Diphtheria is an acute, highly contagious, toxin-mediated infection that's preventable by vaccine. Diphtheria is rare in the UK but remains a serious problem in some other parts of the world. There have only been eight cases since 1986, and all of those have returned from abroad.
What causes it
Diphtheria is caused by an infection of Corynebacterium diphtheriae, a grampositive rod that usually infects the respiratory tract (primarily the tonsils, nasopharynx and larynx). It's more serious when it occurs in infants because they have smaller airways, which are more susceptible to obstruction because of their size.
How it happens
The infection is transmitted by:
contact with an infected patient's or carrier's nasal, pharyngeal, eye or skin lesion discharge
contact with articles contaminated with the bacteria
ingestion of unpasteurised milk.
Incubation and communicability
The diphtheria incubation period is 2 to 7 days. The period of communicability is 2 to 4 weeks after the onset of symptoms, or until 4 days after the initiation of antibiotic therapy.
What to look for
Symptoms of diphtheria include:
fever
malaise
purulent rhinitis
cough, hoarseness and stridor
cervical lymphadenopathy
pharyngitis.
Obstruction production
The infection, localised to the tonsils and posterior pharynx, is characterised by a thick, patchy, greyish green, membranous lesion that can lead to airway obstruction. Some children also exhibit infectious, ulcerated skin lesions as a manifestation of the disease.
What tests tell you
Culture specimens from the nose, throat and skin lesions reveal the presence of coryneform organisms.
Sensitivity tests determine the optimal antibiotic therapy.
Serologic testing will identify the presence of diphtheria toxin.
Complications
Infection with the toxin can result in myocarditis, thrombocytopoenia, peripheral neuropathy or an ascending paralysis with symptoms similar to Guillain-Barrι syndrome. Renal, cardiac and peripheral CNS damage may also occur.
It's a cover-up
The membranous lesion that covers the tonsils can spread to cover the posterior pharynx, which can result in airway obstruction. Removal of the membrane may be indicated, but attempting to do so can cause bleeding. Left untreated, however, it can result in death.
How it's treated
Diphtheria is treated with antitoxin and antibiotics.
No time to waste
IV administration of diphtheria antitoxin and antibiotic therapy must begin within 3 days of the onset of symptoms. The patient should be tested for allergy to horse serum before administering the antitoxin. The antibiotic of choice is usually penicillin G or erythromycin for those allergic to penicillin.
Too close for comfort
Close contacts of the infected child should be identifi ed, monitored for signs of illness and treated with prophylactic antibiotic therapy (oral erythromycin for 7 to 10 days). Cultures of the nose, the throat and skin lesions should be obtained.
What to do
Diphtheria is a preventable disease.
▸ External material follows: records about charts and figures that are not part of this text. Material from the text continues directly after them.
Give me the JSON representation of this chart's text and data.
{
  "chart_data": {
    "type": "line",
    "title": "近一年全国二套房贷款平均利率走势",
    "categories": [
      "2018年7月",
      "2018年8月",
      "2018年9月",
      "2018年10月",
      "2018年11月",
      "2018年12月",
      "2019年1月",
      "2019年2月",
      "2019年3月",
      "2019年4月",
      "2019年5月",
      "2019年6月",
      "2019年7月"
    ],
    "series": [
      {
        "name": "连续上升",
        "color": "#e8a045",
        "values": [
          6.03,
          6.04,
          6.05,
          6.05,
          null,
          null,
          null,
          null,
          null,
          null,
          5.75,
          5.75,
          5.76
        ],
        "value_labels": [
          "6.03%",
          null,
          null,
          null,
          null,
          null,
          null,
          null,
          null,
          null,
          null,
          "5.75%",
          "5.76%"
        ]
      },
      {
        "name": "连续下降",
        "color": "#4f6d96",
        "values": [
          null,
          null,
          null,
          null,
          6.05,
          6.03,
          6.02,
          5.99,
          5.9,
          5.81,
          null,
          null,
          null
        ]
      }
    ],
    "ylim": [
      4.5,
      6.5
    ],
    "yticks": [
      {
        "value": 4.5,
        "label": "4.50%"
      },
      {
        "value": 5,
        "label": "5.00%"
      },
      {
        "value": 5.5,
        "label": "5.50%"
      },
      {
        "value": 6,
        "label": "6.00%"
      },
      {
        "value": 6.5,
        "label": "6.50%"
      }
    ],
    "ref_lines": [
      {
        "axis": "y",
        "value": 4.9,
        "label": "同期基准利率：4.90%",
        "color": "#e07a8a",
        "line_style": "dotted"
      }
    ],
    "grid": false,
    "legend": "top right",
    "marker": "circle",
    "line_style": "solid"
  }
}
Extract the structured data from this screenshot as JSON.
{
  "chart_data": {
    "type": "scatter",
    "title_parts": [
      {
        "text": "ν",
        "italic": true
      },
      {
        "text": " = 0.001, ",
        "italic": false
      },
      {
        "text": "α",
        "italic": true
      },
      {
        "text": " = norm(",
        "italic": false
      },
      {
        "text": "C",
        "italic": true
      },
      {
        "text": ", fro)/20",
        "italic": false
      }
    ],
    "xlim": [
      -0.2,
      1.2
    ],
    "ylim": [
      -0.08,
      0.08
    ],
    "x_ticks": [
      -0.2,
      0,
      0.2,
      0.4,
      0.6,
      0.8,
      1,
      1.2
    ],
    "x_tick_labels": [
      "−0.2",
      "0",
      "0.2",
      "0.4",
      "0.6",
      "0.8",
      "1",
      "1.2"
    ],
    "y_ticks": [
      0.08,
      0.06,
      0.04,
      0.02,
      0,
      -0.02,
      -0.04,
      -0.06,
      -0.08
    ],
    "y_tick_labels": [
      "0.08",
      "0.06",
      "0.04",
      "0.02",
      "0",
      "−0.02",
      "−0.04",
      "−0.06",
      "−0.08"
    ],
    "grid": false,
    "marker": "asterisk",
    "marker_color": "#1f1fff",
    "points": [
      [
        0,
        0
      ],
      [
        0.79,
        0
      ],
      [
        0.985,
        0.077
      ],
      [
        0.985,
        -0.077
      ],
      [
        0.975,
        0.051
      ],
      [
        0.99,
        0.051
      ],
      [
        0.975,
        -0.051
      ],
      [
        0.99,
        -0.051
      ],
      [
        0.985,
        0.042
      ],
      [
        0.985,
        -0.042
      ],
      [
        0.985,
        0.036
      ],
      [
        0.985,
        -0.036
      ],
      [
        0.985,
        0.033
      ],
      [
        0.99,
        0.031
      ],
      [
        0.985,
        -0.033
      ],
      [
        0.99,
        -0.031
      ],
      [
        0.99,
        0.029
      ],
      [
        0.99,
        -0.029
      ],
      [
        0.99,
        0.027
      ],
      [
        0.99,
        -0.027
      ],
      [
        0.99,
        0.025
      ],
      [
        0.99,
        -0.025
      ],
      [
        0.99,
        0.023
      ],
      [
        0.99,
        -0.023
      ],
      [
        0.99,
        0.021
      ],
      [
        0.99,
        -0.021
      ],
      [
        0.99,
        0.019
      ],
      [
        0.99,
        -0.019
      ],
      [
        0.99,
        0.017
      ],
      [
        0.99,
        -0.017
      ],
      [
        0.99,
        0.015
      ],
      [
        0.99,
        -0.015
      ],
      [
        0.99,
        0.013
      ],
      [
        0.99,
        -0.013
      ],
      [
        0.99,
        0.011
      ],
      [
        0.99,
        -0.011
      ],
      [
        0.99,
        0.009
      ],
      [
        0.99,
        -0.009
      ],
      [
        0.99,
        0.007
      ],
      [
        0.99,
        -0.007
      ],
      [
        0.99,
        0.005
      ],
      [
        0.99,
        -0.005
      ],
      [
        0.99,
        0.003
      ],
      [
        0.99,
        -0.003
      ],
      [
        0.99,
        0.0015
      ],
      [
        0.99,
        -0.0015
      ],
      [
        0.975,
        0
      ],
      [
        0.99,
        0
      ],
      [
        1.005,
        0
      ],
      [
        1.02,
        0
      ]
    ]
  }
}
The immunisation series is designed to begin at age of 2 months. The vaccine confers immunity for 10 years, after which boosters should be given every 10 years throughout the lifespan. Passive immunity conferred from the presence of maternal antibodies lasts as long as 6 months after birth.
Diagnose, then act
When the disease is diagnosed, follow these steps:
Report the infection to the local public health department.
Place the infected child in droplet isolation to prevent respiratory transmission. (Show the child isolation gowns, masks and gloves that will be worn and provide a simple explanation such as, 'your parents, nurses and doctors are going to wear these so everyone stays healthy'.)
Institute contact isolation precautions if skin lesions are present.
Maintain infection precautions until after two consecutive negative nasopharyngeal cultures to prevent spread of the disease.
Closely monitor the child for signs of airway obstruction. Provide humidified oxygen, if oxygen is ordered, to reduce airway inflammation.
Administer antitoxin and antibiotics as ordered. Monitor for allergic or anaphylactic reaction.
Maintain the child on complete bed rest to prevent myocarditis. Provide age-appropriate activities to prevent boredom.